Additional requirements could be also taken into account as EU added value such as that activities are conducted in the public interest, for the common good or that they adopt specific, more democratic structures. For more information on democratic tech structures, you can find EPD’s most recent analysis here.

3. Definition of strategic projects as a priority

In the Chips Act 2.0 “strategic projects” are introduced that would be considered as a priority for investments and supported by a mix of private and public funding. Strategic projects are also picked based on their “EU added value”, according to Article 16, and certain entities can be restricted or excluded “where this would be contrary to the Union’s strategic assets, interests, autonomy or security” (Recital 55).

The possibility of exclusions is a very strong addition to the package and an interesting opportunity to be explored further. The possibility to exclude certain entities could, for example, be linked to their lack of respect for democratic principles, fundamental rights and adoption of non democratic structures.

4. European semiconductor technology initiatives and domestic undertakings

The Chips Act 2.0 includes further criteria for European semiconductor technology initiatives, in particular stating that a European semiconductor technology initiative should be carried out by domestic undertakings (Article 14), showing a clear preference beyond economic considerations. “Domestic” is defined in Article 2(31) as having its seat in the EU and being under the ownership and control of an EU undertaking. 

While the effort to promote the EU domestic industry and reduce dependency is important in a competitive and geopolitical sense, promoting organisations and companies just for being European doesn’t automatically solve many of the problems that we face today in terms of democratic accountability. This is another good opportunity to introduce additional criteria such as the adoption of democratic structures that reduce concentration of power and promote the respect of fundamental rights.

5. Criteria and risk assessments for sovereignty assurance levels

One of the most crucial elements of the whole package is the procurement framework in the CADA, Title IV, introducing a ranking system of four assurance levels showing how ‘sovereign’ an undertaking should be to be considered for public procurement. This is an important step, showing that it is possible to include criteria on which ‘models’ to promote – also exemplified by the explicit mention of open source. 

Recital 16 also mentions that frontier AI technologies have become critical strategic assets. For this reason, it is essential to strengthen the EU’s tech sovereignty to ensure that the transition to AI is aligned with democratic values. Nevertheless, the identification of main risks posed by lack of sovereignty doesn’t touch upon democratic principles, but exclusively on “economic security risks”, with the sole addition of risks to the protection of personal data as a fundamental right (Recital 63).

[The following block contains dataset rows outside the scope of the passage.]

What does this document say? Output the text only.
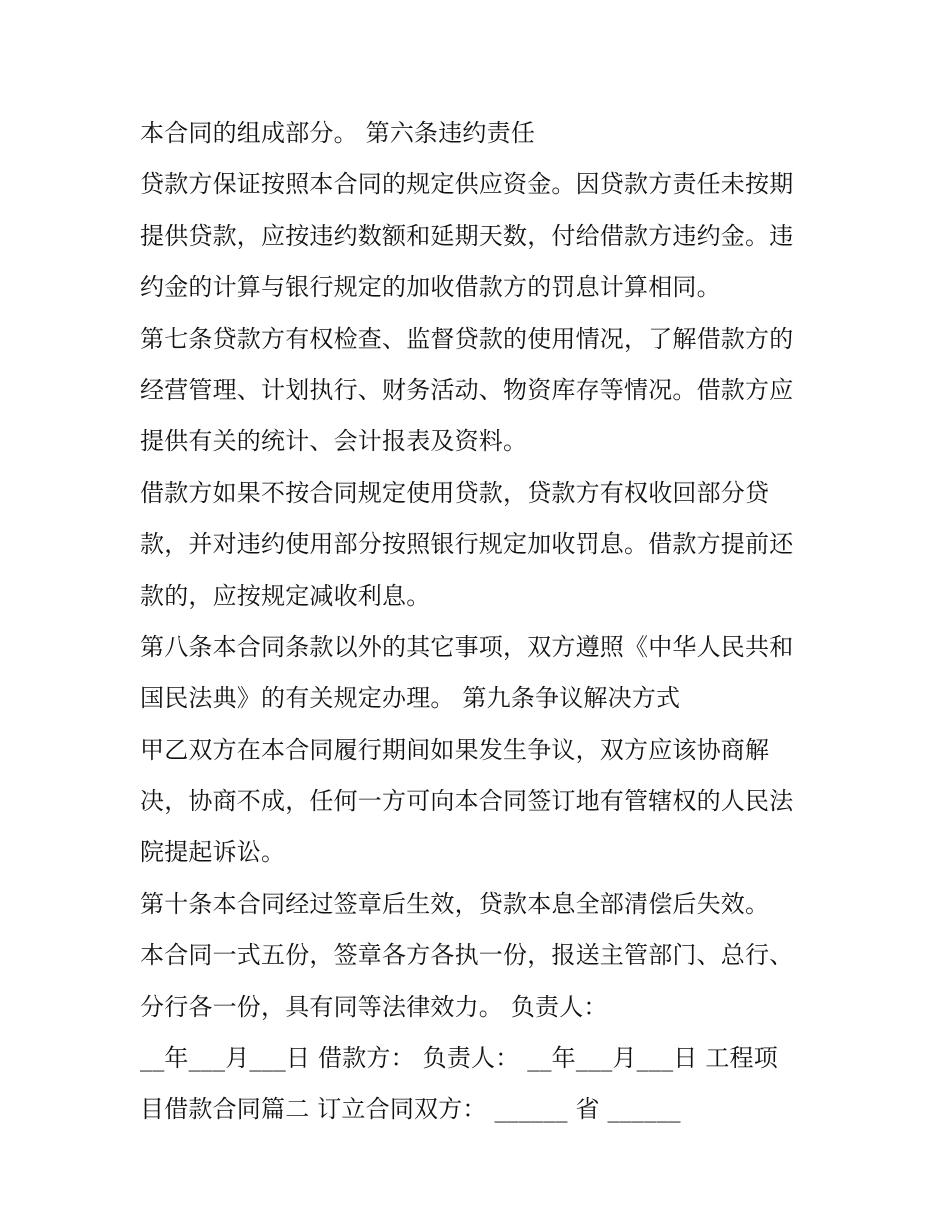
本合同的组成部分。 第六条违约责任
贷款方保证按照本合同的规定供应资金。因贷款方责任未按期
提供贷款，应按违约数额和延期天数，付给借款方违约金。违
约金的计算与银行规定的加收借款方的罚息计算相同。
第七条贷款方有权检查、监督贷款的使用情况，了解借款方的
经营管理、计划执行、财务活动、物资库存等情况。借款方应
提供有关的统计、会计报表及资料。
借款方如果不按合同规定使用贷款，贷款方有权收回部分贷
款，并对违约使用部分按照银行规定加收罚息。借款方提前还
款的，应按规定减收利息。
第八条本合同条款以外的其它事项，双方遵照《中华人民共和
国民法典》的有关规定办理。 第九条争议解决方式
甲乙双方在本合同履行期间如果发生争议，双方应该协商解
决，协商不成，任何一方可向本合同签订地有管辖权的人民法
院提起诉讼。
第十条本合同经过签章后生效，贷款本息全部清偿后失效。
本合同一式五份，签章各方各执一份，报送主管部门、总行、
分行各一份，具有同等法律效力。 负责人：
__年___月___日 借款方： 负责人： __年___月___日 工程项
目借款合同篇二 订立合同双方： ______ 省 ______
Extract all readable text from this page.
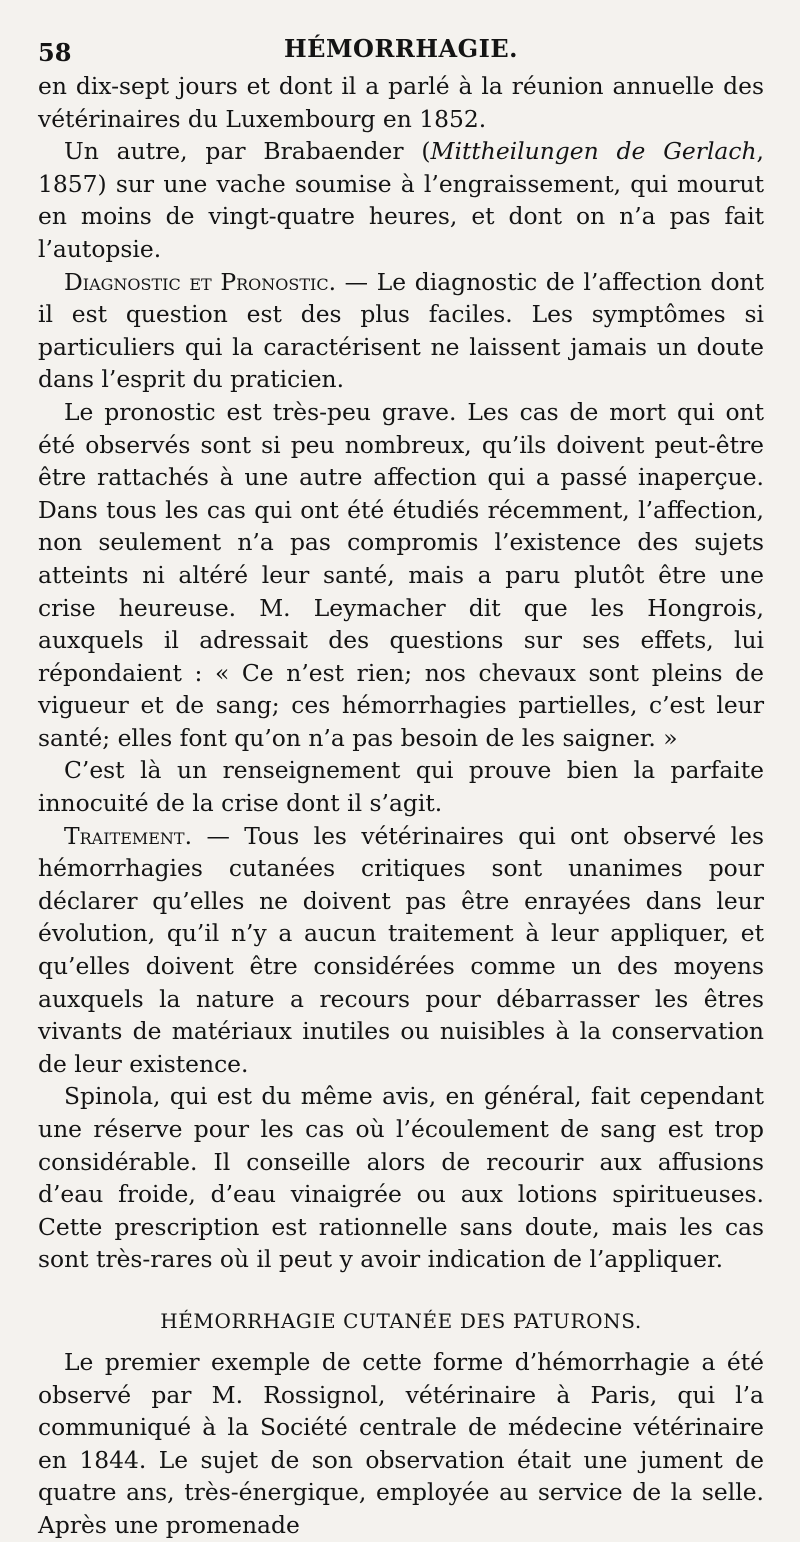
58	HÉMORRHAGIE.

en dix-sept jours et dont il a parlé à la réunion annuelle des vétérinaires du Luxembourg en 1852.

Un autre, par Brabaender (Mittheilungen de Gerlach, 1857) sur une vache soumise à l’engraissement, qui mourut en moins de vingt-quatre heures, et dont on n’a pas fait l’autopsie.

Diagnostic et Pronostic. — Le diagnostic de l’affection dont il est question est des plus faciles. Les symptômes si particuliers qui la caractérisent ne laissent jamais un doute dans l’esprit du praticien.

Le pronostic est très-peu grave. Les cas de mort qui ont été observés sont si peu nombreux, qu’ils doivent peut-être être rattachés à une autre affection qui a passé inaperçue. Dans tous les cas qui ont été étudiés récemment, l’affection, non seulement n’a pas compromis l’existence des sujets atteints ni altéré leur santé, mais a paru plutôt être une crise heureuse. M. Leymacher dit que les Hongrois, auxquels il adressait des questions sur ses effets, lui répondaient : « Ce n’est rien; nos chevaux sont pleins de vigueur et de sang; ces hémorrhagies partielles, c’est leur santé; elles font qu’on n’a pas besoin de les saigner. »

C’est là un renseignement qui prouve bien la parfaite innocuité de la crise dont il s’agit.

Traitement. — Tous les vétérinaires qui ont observé les hémorrhagies cutanées critiques sont unanimes pour déclarer qu’elles ne doivent pas être enrayées dans leur évolution, qu’il n’y a aucun traitement à leur appliquer, et qu’elles doivent être considérées comme un des moyens auxquels la nature a recours pour débarrasser les êtres vivants de matériaux inutiles ou nuisibles à la conservation de leur existence.

Spinola, qui est du même avis, en général, fait cependant une réserve pour les cas où l’écoulement de sang est trop considérable. Il conseille alors de recourir aux affusions d’eau froide, d’eau vinaigrée ou aux lotions spiritueuses. Cette prescription est rationnelle sans doute, mais les cas sont très-rares où il peut y avoir indication de l’appliquer.

HÉMORRHAGIE CUTANÉE DES PATURONS.

Le premier exemple de cette forme d’hémorrhagie a été observé par M. Rossignol, vétérinaire à Paris, qui l’a communiqué à la Société centrale de médecine vétérinaire en 1844. Le sujet de son observation était une jument de quatre ans, très-énergique, employée au service de la selle. Après une promenade
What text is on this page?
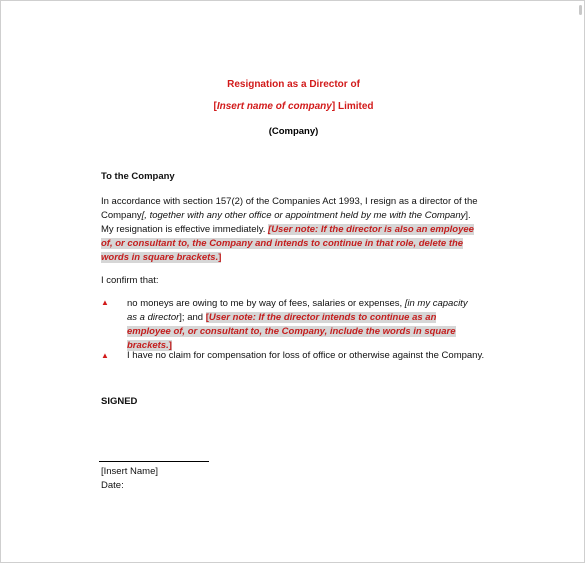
Resignation as a Director of
[Insert name of company] Limited
(Company)
To the Company
In accordance with section 157(2) of the Companies Act 1993, I resign as a director of the Company[, together with any other office or appointment held by me with the Company]. My resignation is effective immediately. [User note: If the director is also an employee of, or consultant to, the Company and intends to continue in that role, delete the words in square brackets.]
I confirm that:
▲ no moneys are owing to me by way of fees, salaries or expenses, [in my capacity as a director]; and [User note: If the director intends to continue as an employee of, or consultant to, the Company, include the words in square brackets.]
▲ I have no claim for compensation for loss of office or otherwise against the Company.
SIGNED
[Insert Name]
Date:
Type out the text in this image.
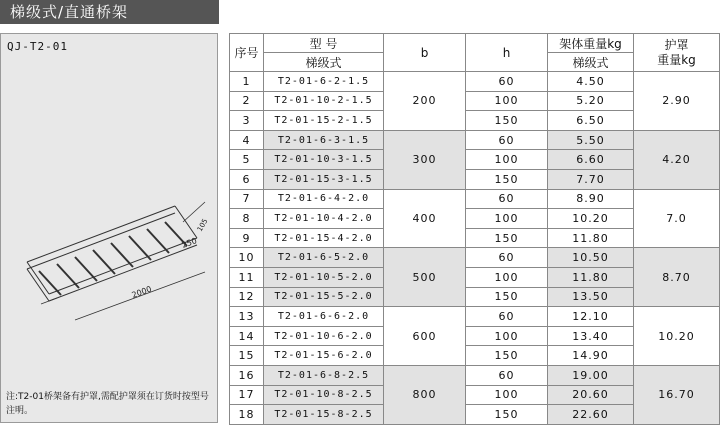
梯级式/直通桥架
QJ-T2-01
2000
250
105
注:T2-01桥架备有护罩,需配护罩须在订货时按型号注明。
序号	型 号	b	h	架体重量kg	护罩
重量kg

	梯级式			梯级式	
1	T2-01-6-2-1.5	200	60	4.50	2.90
2	T2-01-10-2-1.5		100	5.20	
3	T2-01-15-2-1.5		150	6.50	
4	T2-01-6-3-1.5	300	60	5.50	4.20
5	T2-01-10-3-1.5		100	6.60	
6	T2-01-15-3-1.5		150	7.70	
7	T2-01-6-4-2.0	400	60	8.90	7.0
8	T2-01-10-4-2.0		100	10.20	
9	T2-01-15-4-2.0		150	11.80	
10	T2-01-6-5-2.0	500	60	10.50	8.70
11	T2-01-10-5-2.0		100	11.80	
12	T2-01-15-5-2.0		150	13.50	
13	T2-01-6-6-2.0	600	60	12.10	10.20
14	T2-01-10-6-2.0		100	13.40	
15	T2-01-15-6-2.0		150	14.90	
16	T2-01-6-8-2.5	800	60	19.00	16.70
17	T2-01-10-8-2.5		100	20.60	
18	T2-01-15-8-2.5		150	22.60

In this context, we would suggest going further and introducing democratic accountability as a criterion that could be inserted into procurement frameworks or certification schemes.

Conclusion

The Tech Sovereignty Package is a meaningful step forward and shows early signs of integrating democratic governance considerations into industrial policy, but it also remains overwhelmingly focused on economic competitiveness. The EU should have a clear vision of what European tech looks like in terms of democratic accountability, fundamental rights, and the public interest – and embed concrete democratic values not just into individual legislative texts, but into its broader approach to industrial policy. This could be done by identifying concrete opportunities to link specific tools with democratic values, both in these proposals and upcoming ones. 

After all, digital infrastructure at this scale has the ability to deeply affect democratic structures and should therefore be constructed to serve the common good, not the interests of a handful of corporations or governments.